I had the dubious honor of learning that a pregnancy after having had one child on the autism spectrum means being bombarded with variations of "soooo... what are the odds this one will be autistic too?" Ya know, because people are always so tactful about deeply personal things like reproduction.
For the record, the latest numbers put the odds for my second child at 26%.
We told ourselves that the odds were on our side. We told ourselves that we knew what to look for. We told ourselves we would know what to do. And we hoped.
By the time my precious little Dude was 8 months old I could no longer deny he was missing communication milestones. By 10 months old it wasn't getting any better. I knew what I was seeing because we have unfortunately been there, done that. At 11 months, I called Early Intervention. For his first birthday, he got a full blown evaluation.
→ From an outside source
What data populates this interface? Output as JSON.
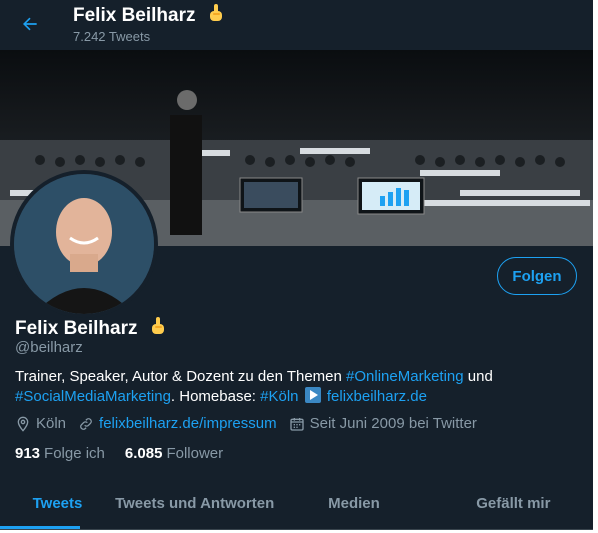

They found a significant speech delay - my 12 month old was communicating at a 4 month level - and a borderline cognitive/developmental delay.
The best thing I can say about all this is at least people stopped saying "aren't you glad this one is normal?" (File Under: People I Deserve a Medal for Not Throat Punching)
Just a few weeks after the Dude's initial EI workup, Bear had his routine neurology checkup. I went in knowing I had to ask a question I deeply, desperately did not want to ask. But the Dude was 14 months old and the clock was ticking... I was painfully aware that 15-18 months is the age regressive autism commonly sets in.
So, I asked him. "Is it possible to have classic and regressive autism in the same family?"
He said yes, of course. I told him that was the wrong answer.
He was quite concerned about how things were going with Dude and was glad to hear we already have him in therapy through EI.
It's been several months and we saw him again this week for Bear's checkup. He was, of course, interested in that wrinkled eyebrow, frowny face doctor way when I told him the Dude had slightly regressed developmentally, developed dangerous sensory seeking behaviors and was now up to 3 EI therapies a week. I asked him if he thought a Developmental Pediatrician might be a good idea; he said absolutely and quickly recommend two he has worked with.
The thing is, I don't want my baby to be an interesting case for one of best pediatric specialists in Chicagoland. I don't want my kids to be so fascinating that the fancy doctors tell us we ought to have a genetics study done. And I really don't want a Very Important Doctor to tell me I should take my baby for a consult with one of his colleagues.
I know I'll get in trouble for saying this, but I'm gonna say it anyway: I don't want my baby to develop autism.
I can already hear the haters and the trolls warming up their keyboards. But seriously? They can suck it.
This does not mean I love my autistic son any less.
This does not mean I will love my baby any less if he does develop autism.
I love both my boys with the full ferocity of a mother's heart. More so, even, because the world is not a welcoming place for those born with different brains. And it tears me apart knowing they will have to work so much harder to find their way.
I watch the days and weeks tick by and I wonder what will happen. The Dude is doing very well in therapy, and we celebrate his successes. But there's a shadow clouding my joy. Because what if?
He's definitely got Sensory Processing Disorder. We will not be surprised if he receives a Language Processing Disorder diagnosis. The speech therapist was happy to hear that we'd scheduled a hearing test because they're seeing the same things that concern us... and the hearing test was fine, which sets us on a path for a potential Auditory Processing Disorder diagnosis someday. The red flags marking the path to a place on the spectrum keep piling up.
My precious little Dude is the joy of our family. He is loving. He is engaged. He looks into my eyes and smiles and - a year belated and coaxed out with endless months of speech therapy - says Mama.
He is a force to be reckoned with. The sun at the center of our family universe, his gravitational pull brings Bear out of his world and into ours more than anything we've ever tried. The Dude is not just a gift himself, he gave us the gift of a richer relationship with our Bear.
I find it both easier and harder to raise a baby who notices my presence, mimics my actions, wants my attention. And bittersweet; it was almost better not knowing how much of this I missed out on with my beloved Bear.
I hear stories about how devastated parents are when their children regress into autism and, honestly, I've been grateful that my Bear was a classic case. Because I couldn't imagine the pain of bonding with your child and then watching that fade away.
Except that now I can. And it scares me to death.
I'm scared that all I may get is another few months with my Dude before he follows his brother into the internal world he so happily inhabits when it's autism's turn to have him.
I'm scared I'll forget what it was like, to have him smile at me and lift his arms to be held.
I'm even more scared I'll remember what it was like, and the pain will be too much too bear.
As with any child, I carpe every diem with him. And I watch the calendar. And watch for signs. And wonder as each tomorrow dawns if this will be the last day he looks into my eyes and smiles.